Yes, the magpie lark. If ever Australia had typical music for me, it was that bird.
Sometimes I catch myself listening for it on The Caib. And have to remember that’s it all over for me in Goolwa. And I’m never going back. That I’ll never hear the magpie lark again.
Woman, was it? Girlfriend like Libby? Not that little Lulu?
What do you mean? asked Parry.
The reason you left Australia? laughed Mina.
In a way. Maybe.
V
But let me tell you about Lulu. We’d go as far as the lagoon. In summer the river would dry up. Became a crust on a black wadi. And that sticky water crawling with insects. With black shadows on the water until there was no water at all. Just the ink of shadows.
So on our walks, I told her about those British artists. Especially the women painters. What a bunch they were. Mad, indomitable. Didn’t know any better. The problem with us, we know so much better. We’ve been forcefed on knowing better. But not those artists.

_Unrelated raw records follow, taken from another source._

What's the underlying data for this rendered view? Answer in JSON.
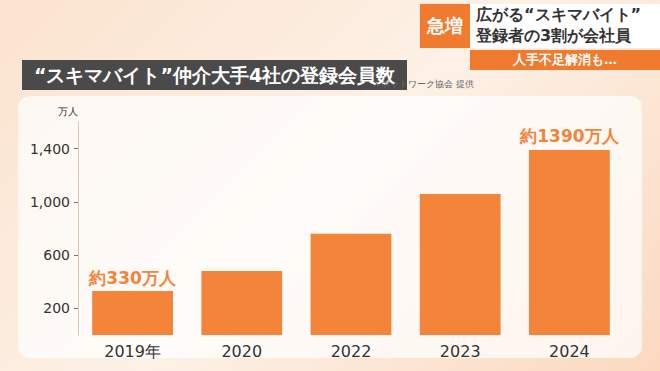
{
  "chart_data": {
    "type": "bar",
    "title": "“スキマバイト”仲介大手4社の登録会員数",
    "subtitle": "スポットワーク協会 提供",
    "headline": {
      "badge": "急増",
      "lines": [
        "広がる“スキマバイト”",
        "登録者の3割が会社員"
      ],
      "banner": "人手不足解消も…"
    },
    "y_label": "万人",
    "categories": [
      "2019年",
      "2020",
      "2022",
      "2023",
      "2024"
    ],
    "values": [
      330,
      480,
      760,
      1060,
      1390
    ],
    "value_labels": [
      "約330万人",
      null,
      null,
      null,
      "約1390万人"
    ],
    "data_labels": true,
    "color": "#f4843a",
    "ylim": [
      0,
      1600
    ],
    "yticks": [
      200,
      600,
      1000,
      1400
    ],
    "grid": false
  }
}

Well, once we went as far as the sandhills at the river mouth. I can remember Lulu pointing to Mars, red as a cinder, low over the dunes. A red hot particle, a grain of sand itself, that was Mars that night. Glowing above the evening river.
The estuary was green in the dusk. The estuary with its herons and hawks and frogmouths. Its moths bigger than a man’s hands. A whiteman’s hands, Lulu pointed out.
She was a native girl, you see. But there I was, not understanding how rare Lulu was. How incredibly rare was this girl. A child of nature, as the song says. Unique.
So what did I do? To my shame I spent too long talking to Lulu about bootleggers. About specialists and programme collectors. All the damaged types who congregate around a record store. All those obsessive-compulsives hanging about. On the margin of any enthusiasm.